Discussion on the security of Open source Web program backstage

I. Preface

I do not know how recently Miss campus life, miss the canteen of fried rice. At that time will go to a variety of security BBS brush posts, like to see others write some of the security skills or experience of the summary; At that time BBS on a lot of article title are: Successful infiltration of XXX, successfully took xxx. Here is an invasion of a university in the Philippines article leads to the theme of the article, we first briefly look at the process. The university website uses the open source Web program called Joomla, (1) The youth uses a Joomla already exposes the loophole to enter the Web backstage (2) The youth uses the Joomla backstage uploads the restriction not to be strict flaw to upload a Webshell (3) controls the host to bestow our country national flag.

The original invasion of a host so easy, the administrator decisively to the Web program security patches. The administrator's work is over, as a security practitioner again to think is not Joomla backstage here can upload Webshell is not a problem, if Joomla backstage can not upload Webshell, it is not possible to reduce the possibility of invasion and loss. The following goes into the topic of this article: Web Daemon Security.

Ii. Introduction

Many domestic sites are based on Open source Forum, CMS built, such as Discuz, Phpwind, Dedecms and so on. These programs are the leader in the domestic open source Web program, but also pay more attention to security. Usually people pay attention to more is SQL injection, XSS these can directly steal user data vulnerabilities. Online because of the number of weak password intrusion cases, in addition to user data leakage events occur, relying solely on password protection backstage was broken, the possibility of social workers more and more. Get a management background password, combined with the background of arbitrary code execution, file inclusion or command injection, such as loopholes to get a shell, stealing user information is not difficult. At this time the security of the background program becomes a short board.

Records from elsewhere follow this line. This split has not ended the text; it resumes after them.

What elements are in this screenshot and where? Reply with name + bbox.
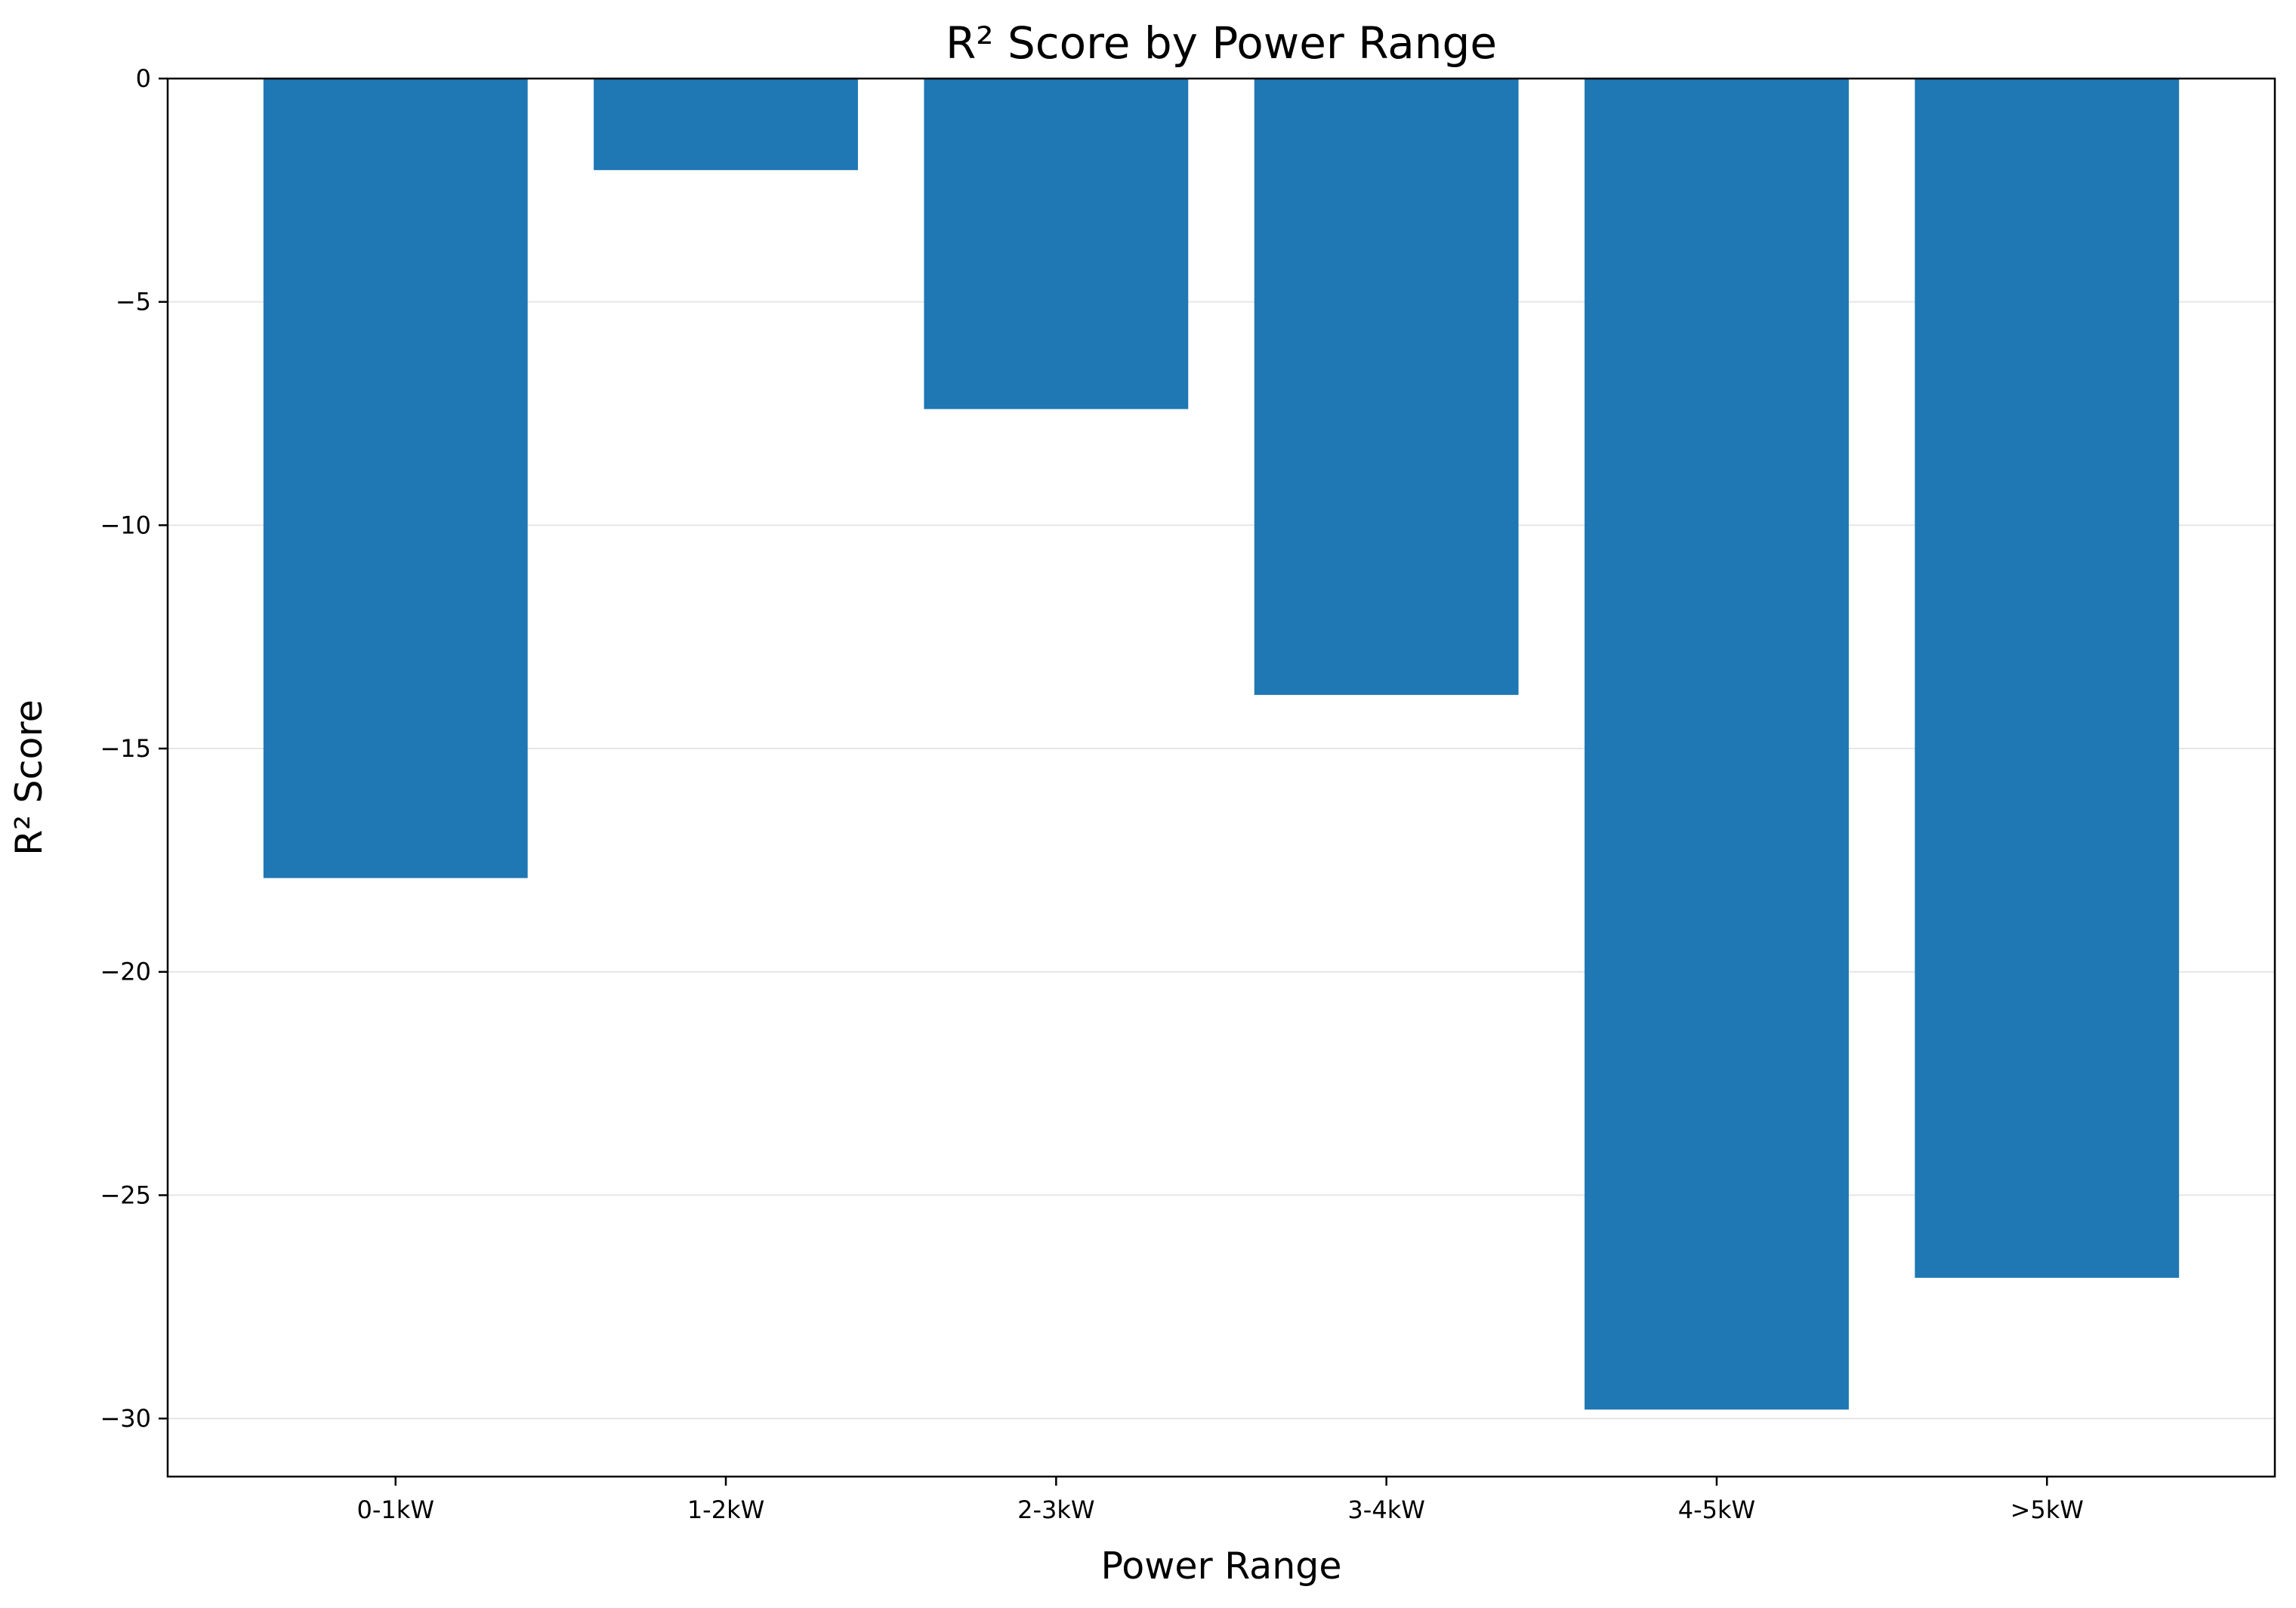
bar-0 bbox=[263, 79, 528, 878]
y-axis-label: R² Score bbox=[8, 699, 51, 856]
y-tick-label: −5 bbox=[116, 288, 151, 316]
x-axis-ticks: 0-1kW 1-2kW 2-3kW 3-4kW 4-5kW >5kW bbox=[357, 1477, 2084, 1524]
bar-5 bbox=[1915, 79, 2180, 1278]
bar-4 bbox=[1585, 79, 1849, 1410]
y-tick-label: −25 bbox=[100, 1181, 151, 1209]
y-tick-label: −20 bbox=[100, 958, 151, 986]
x-tick-label: 0-1kW bbox=[357, 1495, 434, 1524]
bar-1 bbox=[594, 79, 858, 171]
x-tick-label: 3-4kW bbox=[1347, 1495, 1424, 1524]
x-tick-label: 1-2kW bbox=[687, 1495, 764, 1524]
y-tick-label: −15 bbox=[100, 734, 151, 763]
plot-frame bbox=[166, 77, 2276, 1478]
bar-3 bbox=[1254, 79, 1519, 696]
x-tick-label: >5kW bbox=[2011, 1495, 2084, 1524]
chart-title: R² Score by Power Range bbox=[946, 17, 1497, 69]
y-tick-label: −10 bbox=[100, 511, 151, 539]
y-axis-ticks: 0 −5 −10 −15 −20 −25 −30 bbox=[100, 64, 168, 1433]
bar-2 bbox=[924, 79, 1189, 409]
x-tick-label: 4-5kW bbox=[1678, 1495, 1755, 1524]
y-tick-label: −30 bbox=[100, 1404, 151, 1433]
x-tick-label: 2-3kW bbox=[1017, 1495, 1094, 1524]
bars bbox=[263, 79, 2180, 1410]
y-tick-label: 0 bbox=[136, 64, 151, 93]
x-axis-label: Power Range bbox=[1100, 1545, 1341, 1588]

Discuz is a popular forum program, the author here to its background program for example, simple analysis of its security, the following directly to see some cases of vulnerability (DISCUZ latest version has been patched, please upgrade to the latest version of the user in time-discuz! X3.1 R20140101).

Iii. Case Studies

Tips: The $settingnew mentioned below is a variable that discuz the background store form data, which can be controlled by the backend user.

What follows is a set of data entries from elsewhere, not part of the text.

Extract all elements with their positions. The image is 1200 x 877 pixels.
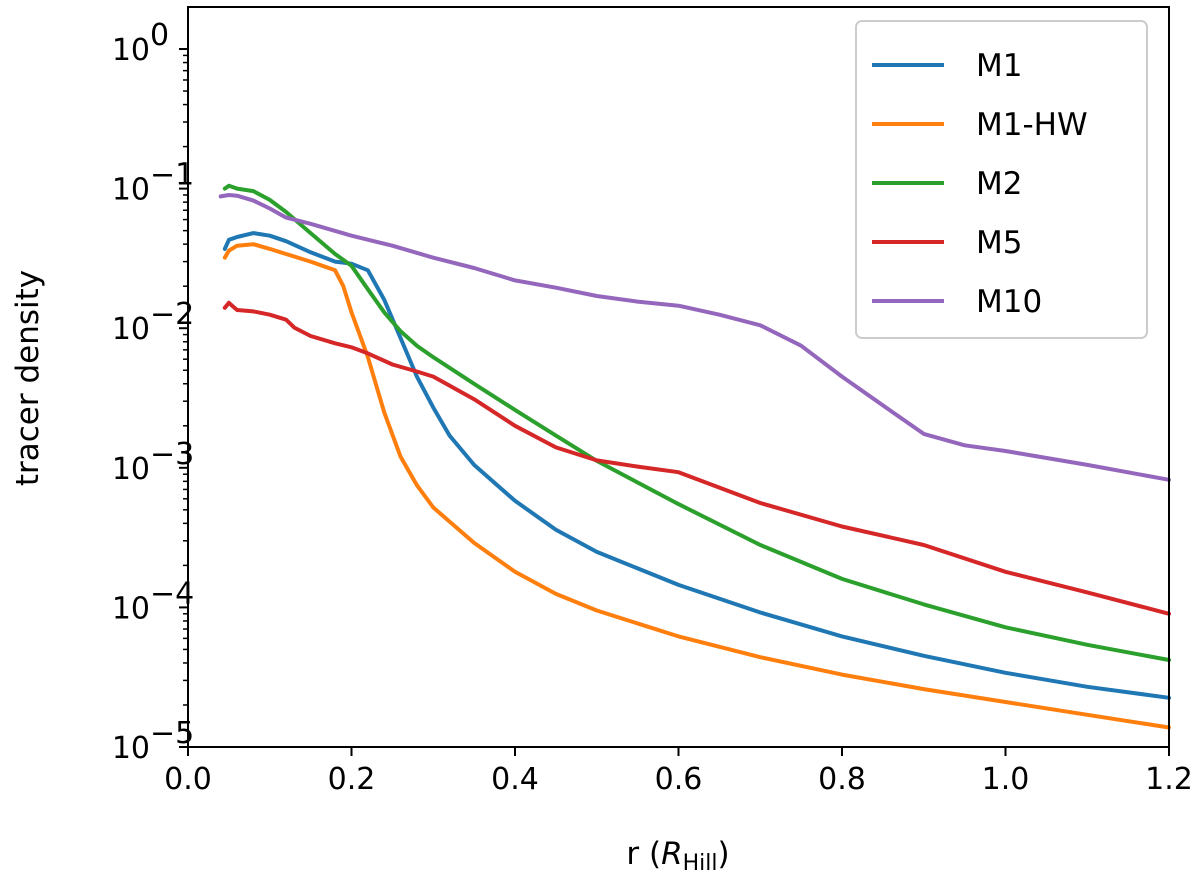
- x-axis-label-main: r (: [626, 836, 661, 872]
- legend-entries: M1 M1-HW M2 M5 M10: [872, 48, 1088, 320]
- y-tick-exponent: −3: [150, 437, 194, 472]
- y-tick-exponent: −2: [150, 297, 194, 332]
- legend-label-m2: M2: [976, 166, 1022, 202]
- x-axis-label-symbol: R: [661, 836, 683, 872]
- legend-label-m1-hw: M1-HW: [976, 107, 1088, 143]
- series-line-m1: [222, 231, 1171, 700]
- x-tick-label: 0.2: [328, 762, 376, 797]
- series-line-m1-hw: [222, 242, 1171, 730]
- y-tick-label: 10: [112, 452, 150, 487]
- y-tick-exponent: 0: [150, 18, 169, 53]
- y-axis-label: tracer density: [10, 270, 46, 486]
- x-tick-label: 0.8: [818, 762, 866, 797]
- x-tick-label: 0.0: [164, 762, 212, 797]
- x-axis-label-close: ): [718, 836, 730, 872]
- y-tick-label: 10: [112, 312, 150, 347]
- series-line-m2: [222, 183, 1171, 662]
- series-layer: [218, 183, 1171, 730]
- x-tick-label: 1.2: [1145, 762, 1193, 797]
- series-line-m5: [222, 300, 1171, 616]
- legend-label-m10: M10: [976, 284, 1042, 320]
- legend-label-m1: M1: [976, 48, 1022, 84]
- y-tick-exponent: −5: [150, 716, 194, 751]
- y-tick-exponent: −4: [150, 576, 194, 611]
- x-tick-label: 0.6: [655, 762, 703, 797]
- y-tick-label: 10: [112, 33, 150, 68]
- x-tick-label: 1.0: [982, 762, 1030, 797]
- y-tick-label: 10: [112, 173, 150, 208]
- y-tick-label: 10: [112, 731, 150, 766]
- x-axis-label-subscript: Hill: [683, 851, 718, 876]
- x-tick-label: 0.4: [491, 762, 539, 797]
- x-axis-label: r (RHill): [626, 836, 729, 876]
- legend-label-m5: M5: [976, 225, 1022, 261]
- y-tick-exponent: −1: [150, 158, 194, 193]
- legend-box: [855, 20, 1148, 339]
- plot-frame: [187, 6, 1170, 748]
- series-line-m10: [218, 193, 1171, 482]
- legend: M1 M1-HW M2 M5 M10: [855, 20, 1148, 339]
- y-tick-label: 10: [112, 591, 150, 626]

Case one: Improper user input data filtering logic

Vulnerability file: x3\source\admincp\admincp_setting.php

Analysis：

Case two: two injections

A brief introduction to two injections, the malicious user Alice in a place malicious data and stored in the database, in a does not directly lead to security issues; B refers to the data stored at a, triggering a security issue.

Vulnerability file: x3\source\admincp\admincp_setting.php

Analysis：

Case three: Vulnerabilities caused by new logic in program upgrades

Vulnerability file: x3\source\admincp\admincp_adv.php

Case FOUR: The bug patch is imperfect

Vulnerability file: x3\api\uc.php

Analysis：

The issue was publicly available as early as 2010 and the government issued a timely fix

For more information please refer to: http://www.oldjun.com/blog/index.php/archives/76/

Iv. Summary

These examples are mainly the author's practical experience of some of the summary, not necessarily comprehensive, hoping to give you some ideas; for example, the two injections mentioned above, $settingnew [' Seccodedata '] [' type '] This variable is not filtered, $ Other arrays of settingnew may not be filtered, and there are many similar problems, and you can try them on your own. There are two main directions for code auditing: (1) The risk function is traced up and (2) the user input is entered into the dangerous function; Dangerous functions here are mainly related to code execution: eval, Assert, file contains: include, require, etc. Command execution: System, EXEC, etc., write documents: fwrite, file_put_contents, etc.

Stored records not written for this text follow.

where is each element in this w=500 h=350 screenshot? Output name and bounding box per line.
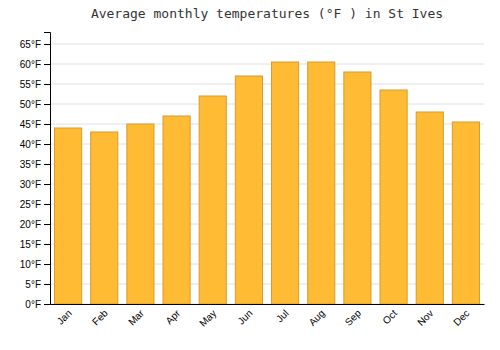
bars <box>55 62 480 304</box>
tick: 5°F <box>25 279 50 290</box>
tick: May <box>197 308 218 329</box>
y-axis: 0°F 5°F 10°F 15°F 20°F 25°F 30°F 35°F 40°F 45°F 50… <box>20 33 51 310</box>
tick-label: 55°F <box>20 79 41 90</box>
tick: 65°F <box>20 39 50 50</box>
tick-label: 50°F <box>20 99 41 110</box>
bar <box>91 132 118 304</box>
tick-mark <box>44 44 50 45</box>
bar <box>163 116 190 304</box>
tick-label: Jul <box>274 308 291 325</box>
tick-mark <box>44 84 50 85</box>
bar <box>452 122 479 304</box>
tick: 50°F <box>20 99 50 110</box>
tick: 25°F <box>20 199 50 210</box>
tick-mark <box>44 164 50 165</box>
tick-mark <box>44 104 50 105</box>
tick-label: Aug <box>307 308 327 328</box>
bar <box>199 96 226 304</box>
plot-area: 0°F 5°F 10°F 15°F 20°F 25°F 30°F 35°F 40°F 45°F 50… <box>20 33 485 329</box>
tick-label: Feb <box>90 307 110 327</box>
tick-label: 45°F <box>20 119 41 130</box>
tick-label: Jan <box>55 308 74 327</box>
tick: Jan <box>55 308 74 327</box>
tick-mark <box>44 144 50 145</box>
axis-line <box>44 33 51 305</box>
tick-label: 5°F <box>25 279 41 290</box>
bar <box>235 76 262 304</box>
tick: 45°F <box>20 119 50 130</box>
tick-label: Oct <box>380 307 399 326</box>
tick-mark <box>44 184 50 185</box>
tick: Jul <box>274 308 291 325</box>
tick: 35°F <box>20 159 50 170</box>
grid-line <box>50 64 484 65</box>
tick: Feb <box>90 307 110 327</box>
tick: 10°F <box>20 259 50 270</box>
tick-mark <box>44 264 50 265</box>
bar <box>55 128 82 304</box>
tick: 40°F <box>20 139 50 150</box>
tick-label: Nov <box>415 308 435 328</box>
title: Average monthly temperatures (°F ) in St… <box>91 6 443 21</box>
bar <box>127 124 154 304</box>
tick: Aug <box>307 308 327 328</box>
tick: Jun <box>235 308 254 327</box>
tick: 30°F <box>20 179 50 190</box>
tick-label: 40°F <box>20 139 41 150</box>
tick-label: May <box>197 308 218 329</box>
tick-label: 10°F <box>20 259 41 270</box>
tick-label: Sep <box>343 307 364 328</box>
tick-label: Mar <box>126 307 146 327</box>
tick-label: 25°F <box>20 199 41 210</box>
bar <box>416 112 443 304</box>
grid-line <box>50 84 484 85</box>
grid-line <box>50 44 484 45</box>
tick: Sep <box>343 307 364 328</box>
tick: 20°F <box>20 219 50 230</box>
tick-label: 65°F <box>20 39 41 50</box>
tick: Dec <box>451 308 471 328</box>
bar <box>344 72 371 304</box>
bar <box>272 62 299 304</box>
tick-label: Apr <box>163 307 182 326</box>
tick-mark <box>44 224 50 225</box>
tick-label: Dec <box>451 308 471 328</box>
tick-label: 35°F <box>20 159 41 170</box>
tick-label: 15°F <box>20 239 41 250</box>
tick-mark <box>44 64 50 65</box>
x-axis: Jan Feb Mar Apr May Jun Jul Aug Sep Oct Nov Dec <box>51 305 485 329</box>
tick: Oct <box>380 307 399 326</box>
tick-mark <box>44 124 50 125</box>
tick-label: 30°F <box>20 179 41 190</box>
tick: Nov <box>415 308 435 328</box>
tick: Mar <box>126 307 146 327</box>
grid-line <box>50 104 484 105</box>
tick-label: 0°F <box>25 299 41 310</box>
grid <box>50 44 484 304</box>
chart-root: 0°F 5°F 10°F 15°F 20°F 25°F 30°F 35°F 40°F 45°F 50… <box>0 0 500 350</box>
tick: 15°F <box>20 239 50 250</box>
tick: Apr <box>163 307 182 326</box>
bar <box>308 62 335 304</box>
tick-mark <box>44 284 50 285</box>
tick-label: Jun <box>235 308 254 327</box>
tick-mark <box>44 244 50 245</box>
bar <box>380 90 407 304</box>
tick: 55°F <box>20 79 50 90</box>
tick-mark <box>44 204 50 205</box>
tick-label: 60°F <box>20 59 41 70</box>
tick: 60°F <box>20 59 50 70</box>
tick-mark <box>44 304 50 305</box>
axis-line <box>51 304 485 305</box>
tick-label: 20°F <box>20 219 41 230</box>
tick: 0°F <box>25 299 50 310</box>
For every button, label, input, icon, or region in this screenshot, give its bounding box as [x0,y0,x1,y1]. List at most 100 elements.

Methods of code audit two articles are recommended here:

Https://code.google.com/p/pasc2at/wiki/SimplifiedChinese

Http://wenku.baidu.com/view/c85be95a3b3567ec102d8a12.html

V. Reflection

1, all input is harmful;

Background program user input compared to the foreground mainly increased background form data, in addition to some background support upload files (such as dz1.5 Custom sql), upload the contents of the file also belong to input; Must be strictly controlled and filtered.

2, safety awareness;

In fact, many of the loopholes are not caused by technical problems, but we lack of security awareness, do not pay attention to the security of the tragedy. The third and fourth, in particular, should not have happened at all; security advocacy and basic security training for developers.

3, loophole review;

(1) Developers receive vulnerabilities to summarize the causes of the vulnerability and review the code for similar problems. Sometimes developers just tinker with security personnel or white hat-provided vulnerabilities, and another code that has similar problems is not patched and continues to leak. This will also bring more hidden dangers, hackers are very willing and good at summing up the reflection, each patch is actually to the hacker to expand the idea, if the repair is not completely serious consequences.

(2) The security personnel needs to carry out the test confirmation after the developer patching completes, the above case four is the vivid example. In case of condition, security personnel should tidy up some common bug fix guidelines, this can also improve work efficiency.